In connection with the opinion expressed herein, we have examined such documents, records and matters of law as we have deemed relevant or necessary for purposes of such opinion. Based on the foregoing, and subject to the further limitations, qualifications and assumptions set forth herein, we are of the opinion that the Notes constitute valid and binding obligations of the Company.
For purposes of the opinion expressed herein, we have assumed that (i) the Trustee has authorized, executed and delivered the Indenture, (ii) the Notes will be duly authenticated by the Trustee in accordance with the Indenture, and (iii) the Indenture is the valid, binding and enforceable obligation of the Trustee.
The opinion expressed herein is limited by (i) bankruptcy, insolvency, reorganization, fraudulent transfer and fraudulent conveyance, voidable preference, moratorium or other similar laws and related regulations and judicial doctrines from time to time in effect relating to or affecting creditors’ rights generally, and (ii) by general equitable principles and public policy considerations, whether such principles and considerations are considered in a proceeding at law or at equity.

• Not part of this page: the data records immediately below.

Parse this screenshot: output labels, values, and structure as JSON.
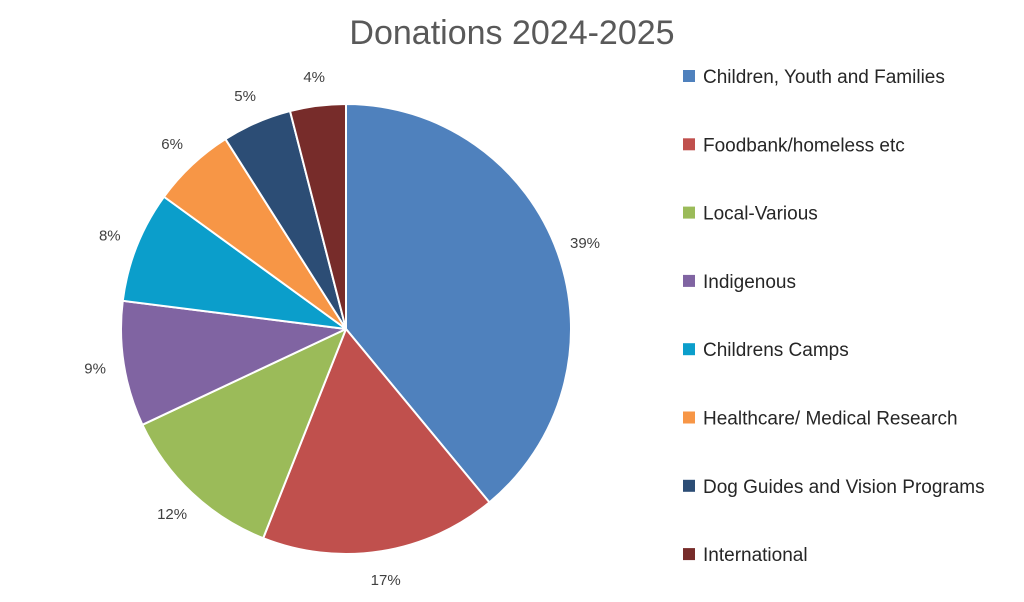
{
  "chart_data": {
    "type": "pie",
    "title": "Donations 2024-2025",
    "categories": [
      "Children, Youth and Families",
      "Foodbank/homeless etc",
      "Local-Various",
      "Indigenous",
      "Childrens Camps",
      "Healthcare/ Medical Research",
      "Dog Guides and Vision Programs",
      "International"
    ],
    "values": [
      39,
      17,
      12,
      9,
      8,
      6,
      5,
      4
    ],
    "value_labels": [
      "39%",
      "17%",
      "12%",
      "9%",
      "8%",
      "6%",
      "5%",
      "4%"
    ],
    "colors": [
      "#4f81bd",
      "#c0504d",
      "#9bbb59",
      "#8064a2",
      "#0b9ecb",
      "#f79646",
      "#2c4d75",
      "#772c2a"
    ],
    "legend_position": "right",
    "start_angle": "12 o'clock",
    "direction": "clockwise"
  }
}
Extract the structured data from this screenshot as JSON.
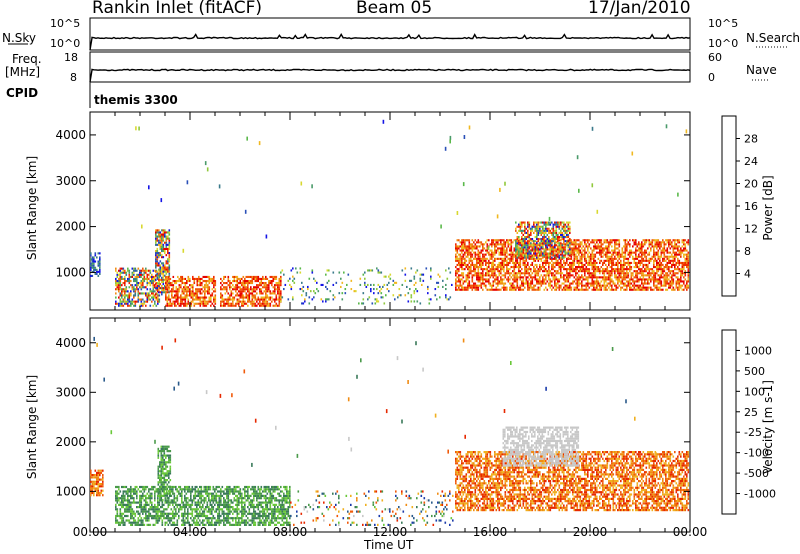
{
  "header": {
    "station": "Rankin Inlet (fitACF)",
    "beam": "Beam 05",
    "date": "17/Jan/2010"
  },
  "top_panels": {
    "nsky_label": "N.Sky",
    "nsky_ticks": [
      "10^5",
      "10^0"
    ],
    "nsearch_label": "N.Search",
    "nsearch_ticks": [
      "10^5",
      "10^0"
    ],
    "freq_label_1": "Freq.",
    "freq_label_2": "[MHz]",
    "freq_ticks": [
      "18",
      "8"
    ],
    "nave_label": "Nave",
    "nave_ticks": [
      "60",
      "0"
    ],
    "cpid_label": "CPID",
    "cpid_value": "themis 3300"
  },
  "chart_data": [
    {
      "type": "heatmap",
      "panel": "power",
      "ylabel": "Slant Range [km]",
      "xlabel": "",
      "y_ticks": [
        "4000",
        "3000",
        "2000",
        "1000"
      ],
      "y_tick_values": [
        4000,
        3000,
        2000,
        1000
      ],
      "ylim": [
        180,
        4500
      ],
      "xlim": [
        0,
        24
      ],
      "colorbar": {
        "label": "Power [dB]",
        "ticks": [
          "28",
          "24",
          "20",
          "16",
          "12",
          "8",
          "4"
        ],
        "colors": [
          "#1414e6",
          "#2a50b8",
          "#3a7a8a",
          "#4a9a6a",
          "#5ab84a",
          "#90c83c",
          "#d8d830",
          "#f0b820",
          "#f08c14",
          "#f05a0a",
          "#f02800",
          "#e60000"
        ]
      },
      "regions": [
        {
          "t0": 0.0,
          "t1": 0.4,
          "r0": 900,
          "r1": 1400,
          "level": "low"
        },
        {
          "t0": 1.0,
          "t1": 2.8,
          "r0": 250,
          "r1": 1100,
          "level": "mixed"
        },
        {
          "t0": 2.6,
          "t1": 3.2,
          "r0": 500,
          "r1": 1900,
          "level": "mixed"
        },
        {
          "t0": 3.0,
          "t1": 5.0,
          "r0": 250,
          "r1": 900,
          "level": "high"
        },
        {
          "t0": 5.2,
          "t1": 7.6,
          "r0": 250,
          "r1": 900,
          "level": "high"
        },
        {
          "t0": 7.6,
          "t1": 14.5,
          "r0": 300,
          "r1": 1100,
          "level": "sparse"
        },
        {
          "t0": 14.6,
          "t1": 23.9,
          "r0": 600,
          "r1": 1700,
          "level": "high"
        },
        {
          "t0": 17.0,
          "t1": 19.2,
          "r0": 1300,
          "r1": 2100,
          "level": "mixed"
        }
      ]
    },
    {
      "type": "heatmap",
      "panel": "velocity",
      "ylabel": "Slant Range [km]",
      "xlabel": "Time UT",
      "y_ticks": [
        "4000",
        "3000",
        "2000",
        "1000"
      ],
      "y_tick_values": [
        4000,
        3000,
        2000,
        1000
      ],
      "ylim": [
        180,
        4500
      ],
      "x_ticks": [
        "00:00",
        "04:00",
        "08:00",
        "12:00",
        "16:00",
        "20:00",
        "00:00"
      ],
      "x_tick_values": [
        0,
        4,
        8,
        12,
        16,
        20,
        24
      ],
      "xlim": [
        0,
        24
      ],
      "colorbar": {
        "label": "Velocity [m s-1]",
        "ticks": [
          "1000",
          "500",
          "100",
          "25",
          "-25",
          "-100",
          "-500",
          "-1000"
        ],
        "colors": [
          "#1a3aaa",
          "#2a5a8a",
          "#3a7a5a",
          "#4a9a4a",
          "#6ac83a",
          "#c8c8c8",
          "#f0b020",
          "#f08c14",
          "#f05a0a",
          "#e62800"
        ]
      },
      "regions": [
        {
          "t0": 0.0,
          "t1": 0.5,
          "r0": 900,
          "r1": 1400,
          "level": "orange"
        },
        {
          "t0": 1.0,
          "t1": 8.0,
          "r0": 300,
          "r1": 1100,
          "level": "green"
        },
        {
          "t0": 2.7,
          "t1": 3.2,
          "r0": 800,
          "r1": 1900,
          "level": "green"
        },
        {
          "t0": 8.0,
          "t1": 14.5,
          "r0": 300,
          "r1": 1000,
          "level": "sparse"
        },
        {
          "t0": 14.6,
          "t1": 23.9,
          "r0": 600,
          "r1": 1800,
          "level": "orange"
        },
        {
          "t0": 16.5,
          "t1": 19.5,
          "r0": 1500,
          "r1": 2300,
          "level": "grey"
        }
      ]
    }
  ]
}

As to facts material to the opinion and assumptions expressed herein, we have relied upon oral and written statements and representations of officers and other representatives of the Company and others. The opinion expressed herein is limited to the laws of the State of New York and the General Corporation Law of the State of Delaware, in each case as currently in effect, and we express no opinion as to the effect of the laws of any other jurisdiction.